Grâce à l’amélioration des conditions de rémunération et de travail, la productivité des travailleurs indépendants sans salariés pourrait augmenter, favorisant ainsi la croissance globale de la productivité des entreprises. Aucun effet sensible sur le marché intérieur et la compétitivité n’est attendu. La possibilité d’un impact sur la compétitivité internationale est négligeable. Si une augmentation du coût du «travail» pour les travailleurs indépendants sans salariés dans l’UE pourrait rendre certaines activités plus attrayantes en dehors de l’Union, cela ne concernerait que les activités entièrement effectuées en ligne et cela existe déjà sous la forme d’une relocalisation du travail vers des pays tiers.

Y aura-t-il une incidence notable sur les budgets nationaux et les administrations nationales?

L’augmentation de la rémunération des travailleurs indépendants sans salariés travaillant pour des clients professionnels pourrait également avoir un effet positif sur le budget de l’État, grâce à une diminution des dépenses consacrées aux aides au revenu minimum et aux prestations liées à l’emploi, ainsi qu’à une augmentation des revenus provenant des recettes fiscales. La clarification selon laquelle le droit de la concurrence ne fera pas obstacle à la conclusion de conventions collectives par des groupes bien définis de travailleurs indépendants sans salariés est plus susceptible d’éliminer les coûts d’application des règles de concurrence. Les coûts administratifs relatifs aux conventions collectives qui seraient à la charge des entreprises et des travailleurs indépendants sans salariés devraient également être limités.

Y aura-t-il d’autres incidences notables?

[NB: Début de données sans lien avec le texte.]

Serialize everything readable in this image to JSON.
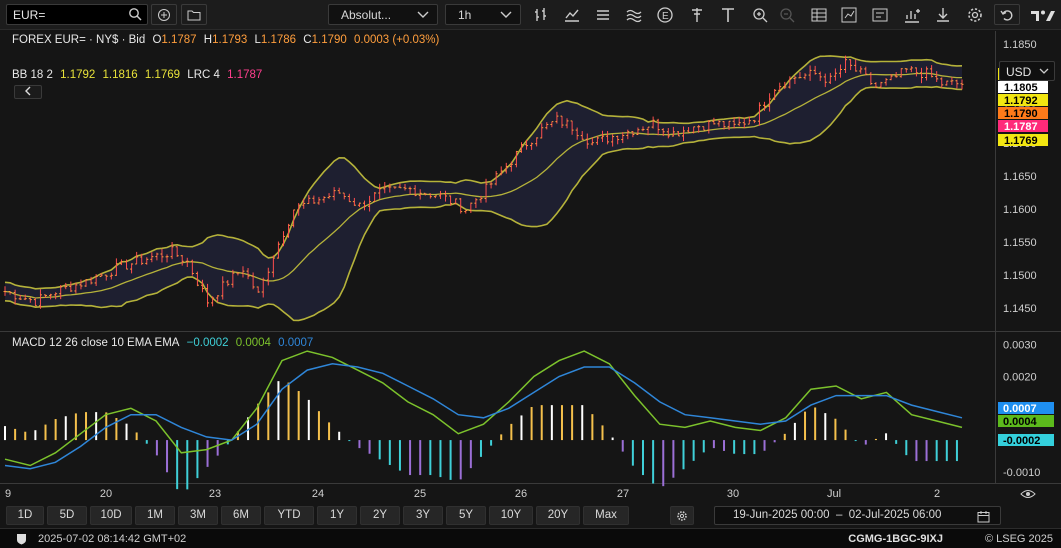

Au-delà de l’incidence directe d’une suppression de l’effet dissuasif pour les travailleurs indépendants sans salariés et leurs contreparties, l’option privilégiée devrait produire, principalement, des incidences indirectes. Sur le plan économique, l’option privilégiée aurait une incidence limitée sur l’emploi et la création d’emplois dans l’ensemble, malgré l’augmentation des coûts de main-d’œuvre qui pourrait accompagner la conclusion de conventions collectives pour les travailleurs indépendants sans salariés (incidence économique indirecte). D’un point de vue social, l’option privilégiée pourrait encourager les États membres à instaurer un dialogue social plus inclusif.

Proportionnalité

L’option privilégiée serait proportionnée dans la mesure où elle couvrirait des «travailleurs indépendants sans salariés» définis comme des personnes qui: i) n’ont pas de contrat de travail ni de relation de travail salarié; ii) n’ont pas de salariés; et iii) dépendent principalement de leur propre travail personnel pour la fourniture des services concernés. En outre, elle ne couvrirait que les négociations/conventions collectives i) entre les (représentants de) travailleurs indépendants sans salariés et les (représentants des) plateformes numériques/clients professionnels auxquels ou par l’intermédiaire desquels le service a été fourni; ii) limitées à une amélioration des conditions de travail des travailleurs indépendants sans salariés, y compris de leurs tarifs. Les négociations/conventions collectives sur les prix et conditions applicables au consommateur final ne seraient toutefois pas couvertes.

D. Suivi

Quand la législation sera-t-elle réexaminée?

La présente initiative sera évaluée en permanence sur la base d’un état des lieux périodique fondé sur les renseignements internes dont disposera la Commission et sur les contacts étroits qu’elle entretiendra avec les autorités nationales de concurrence («ANC»), les partenaires sociaux et d’autres parties prenantes. Une évaluation qualitative sera réalisée sur la base notamment des actions menées par les ANC, des modifications législatives apportées par les États membres, du recours des travailleurs indépendants aux conventions collectives, lorsqu’elles sont disponibles, et des avis des parties prenantes concernées. À la lumière de ce qui précède, la Commission examinera, après les 8 premières années d’application (ou plus tôt, si le suivi révèle la nécessité d’intervenir d’urgence), s’il y a lieu de modifier la présente initiative.